Thanks to a comprehensive conservation effort, the exceptionally diverse Belize Barrier Reef has recovered so much that it has been removed from the UNESCO List of World Heritage in Danger sites. “At a time when we are seeing numerous threats to World Heritage sites, Belize’s government has taken real action to protect one of the world’s most special places,” World Wildlife Fund International director general Marco Lambertini told EcoWatch. “We have seen an incredible turnaround from when the reef was being threatened by seismic testing for oil just 18 months ago.” The decision to remove the Belize Barrier Reef from the ‘In Danger’ sites list arrives five months after Belize passed legislation banning all oil exploratory activity in its waters.
The second largest reef system in the world, the Belize Barrier Reef provides habitat for 1,400 species, including vulnerable species of shark, sea turtle and manatee. The reef also provides food and economic opportunity for almost half of Belize’s population while serving as a natural barrier against extreme weather. First classified as a UNESCO World Heritage site in 1996, it was later added to the In Danger list in 2009 in response to increased oil exploration activity and damaging coastal construction.
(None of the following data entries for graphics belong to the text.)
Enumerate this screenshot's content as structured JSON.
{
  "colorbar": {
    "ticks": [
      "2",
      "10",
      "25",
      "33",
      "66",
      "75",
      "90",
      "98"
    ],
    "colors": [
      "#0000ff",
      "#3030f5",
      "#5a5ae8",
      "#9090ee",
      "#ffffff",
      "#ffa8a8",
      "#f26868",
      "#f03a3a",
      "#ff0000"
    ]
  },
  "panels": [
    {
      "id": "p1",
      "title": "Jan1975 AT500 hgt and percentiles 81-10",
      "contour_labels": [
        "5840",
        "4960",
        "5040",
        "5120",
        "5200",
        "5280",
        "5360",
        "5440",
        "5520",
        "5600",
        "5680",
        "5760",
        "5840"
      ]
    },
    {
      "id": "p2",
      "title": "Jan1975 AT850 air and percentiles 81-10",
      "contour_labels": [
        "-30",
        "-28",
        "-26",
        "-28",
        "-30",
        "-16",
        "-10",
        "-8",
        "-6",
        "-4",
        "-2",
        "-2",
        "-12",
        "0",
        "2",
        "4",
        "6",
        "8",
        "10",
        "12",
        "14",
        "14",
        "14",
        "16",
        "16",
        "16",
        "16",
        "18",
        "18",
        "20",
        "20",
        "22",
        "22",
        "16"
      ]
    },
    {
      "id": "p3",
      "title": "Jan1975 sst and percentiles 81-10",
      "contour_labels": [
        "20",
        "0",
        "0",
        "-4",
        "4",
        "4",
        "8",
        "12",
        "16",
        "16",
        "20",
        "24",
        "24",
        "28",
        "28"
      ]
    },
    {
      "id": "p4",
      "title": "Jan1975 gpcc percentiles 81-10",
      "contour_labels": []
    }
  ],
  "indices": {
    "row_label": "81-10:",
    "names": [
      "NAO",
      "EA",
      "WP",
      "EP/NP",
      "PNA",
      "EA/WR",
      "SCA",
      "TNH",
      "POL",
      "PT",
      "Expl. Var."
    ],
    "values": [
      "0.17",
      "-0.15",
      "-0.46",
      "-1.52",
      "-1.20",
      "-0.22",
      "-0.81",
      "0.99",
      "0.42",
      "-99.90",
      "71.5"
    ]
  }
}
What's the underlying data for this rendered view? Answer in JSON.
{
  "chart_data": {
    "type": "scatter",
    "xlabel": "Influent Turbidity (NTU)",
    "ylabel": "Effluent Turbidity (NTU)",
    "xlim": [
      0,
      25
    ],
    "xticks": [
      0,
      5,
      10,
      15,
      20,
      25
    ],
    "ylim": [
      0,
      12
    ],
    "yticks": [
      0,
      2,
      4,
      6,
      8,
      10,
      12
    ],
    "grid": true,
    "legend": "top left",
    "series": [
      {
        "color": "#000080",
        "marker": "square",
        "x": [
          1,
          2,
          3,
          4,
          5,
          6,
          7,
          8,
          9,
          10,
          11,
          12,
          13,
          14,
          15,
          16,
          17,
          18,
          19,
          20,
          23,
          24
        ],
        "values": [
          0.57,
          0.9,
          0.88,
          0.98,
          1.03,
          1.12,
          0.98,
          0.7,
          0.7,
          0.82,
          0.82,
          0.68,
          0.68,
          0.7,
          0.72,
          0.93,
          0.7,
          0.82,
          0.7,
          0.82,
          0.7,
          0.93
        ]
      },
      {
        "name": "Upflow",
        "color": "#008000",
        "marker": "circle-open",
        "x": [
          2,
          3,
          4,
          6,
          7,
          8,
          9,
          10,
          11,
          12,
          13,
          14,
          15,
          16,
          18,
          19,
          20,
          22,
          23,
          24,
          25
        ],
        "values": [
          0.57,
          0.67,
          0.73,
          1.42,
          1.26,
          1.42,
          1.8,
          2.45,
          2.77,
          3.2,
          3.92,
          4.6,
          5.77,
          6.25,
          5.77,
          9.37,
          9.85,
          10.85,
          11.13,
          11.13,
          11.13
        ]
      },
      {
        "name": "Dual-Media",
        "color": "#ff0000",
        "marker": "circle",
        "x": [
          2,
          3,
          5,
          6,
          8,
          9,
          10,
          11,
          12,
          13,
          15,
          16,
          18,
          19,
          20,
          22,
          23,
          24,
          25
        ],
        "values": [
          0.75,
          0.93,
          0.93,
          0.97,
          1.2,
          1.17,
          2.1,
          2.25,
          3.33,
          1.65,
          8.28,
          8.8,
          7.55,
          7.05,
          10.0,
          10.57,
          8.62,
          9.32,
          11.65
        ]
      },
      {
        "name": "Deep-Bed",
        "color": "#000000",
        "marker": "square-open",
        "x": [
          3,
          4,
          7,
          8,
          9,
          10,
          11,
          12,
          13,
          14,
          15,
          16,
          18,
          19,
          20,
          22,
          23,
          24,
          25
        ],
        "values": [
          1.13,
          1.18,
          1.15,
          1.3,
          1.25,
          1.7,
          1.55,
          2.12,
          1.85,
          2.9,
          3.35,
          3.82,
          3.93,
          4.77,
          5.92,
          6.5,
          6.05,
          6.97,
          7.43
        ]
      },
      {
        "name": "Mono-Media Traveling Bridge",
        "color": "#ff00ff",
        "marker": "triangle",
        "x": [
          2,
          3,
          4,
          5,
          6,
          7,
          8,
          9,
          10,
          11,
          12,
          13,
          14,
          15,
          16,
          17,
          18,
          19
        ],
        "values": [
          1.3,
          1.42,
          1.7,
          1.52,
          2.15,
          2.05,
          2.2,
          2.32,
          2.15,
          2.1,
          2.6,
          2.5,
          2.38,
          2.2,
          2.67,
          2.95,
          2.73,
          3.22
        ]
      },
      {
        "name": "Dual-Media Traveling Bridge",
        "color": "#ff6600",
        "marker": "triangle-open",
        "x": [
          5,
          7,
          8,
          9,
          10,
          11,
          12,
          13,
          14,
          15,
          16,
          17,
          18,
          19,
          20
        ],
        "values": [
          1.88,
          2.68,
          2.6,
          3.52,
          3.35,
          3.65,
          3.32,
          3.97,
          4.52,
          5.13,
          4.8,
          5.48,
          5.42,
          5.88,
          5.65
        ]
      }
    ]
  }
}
As a result of a coordinated worldwide campaign, Belize, one of only three countries to ban all offshore oil exploration, put its barrier reef under protection. That effort is already bearing fruit. “Belizeans stood up to protect their reef, with hundreds of thousands more globally joining the campaign to save our shared heritage,” Lambertini said. “In taking swift collaborative action, Belize has shown that it is possible to reverse nature loss and create a sustainable future.” Belize is aiming to take its conservation to the next level by considering bans on single-use plastic products that threaten marine life.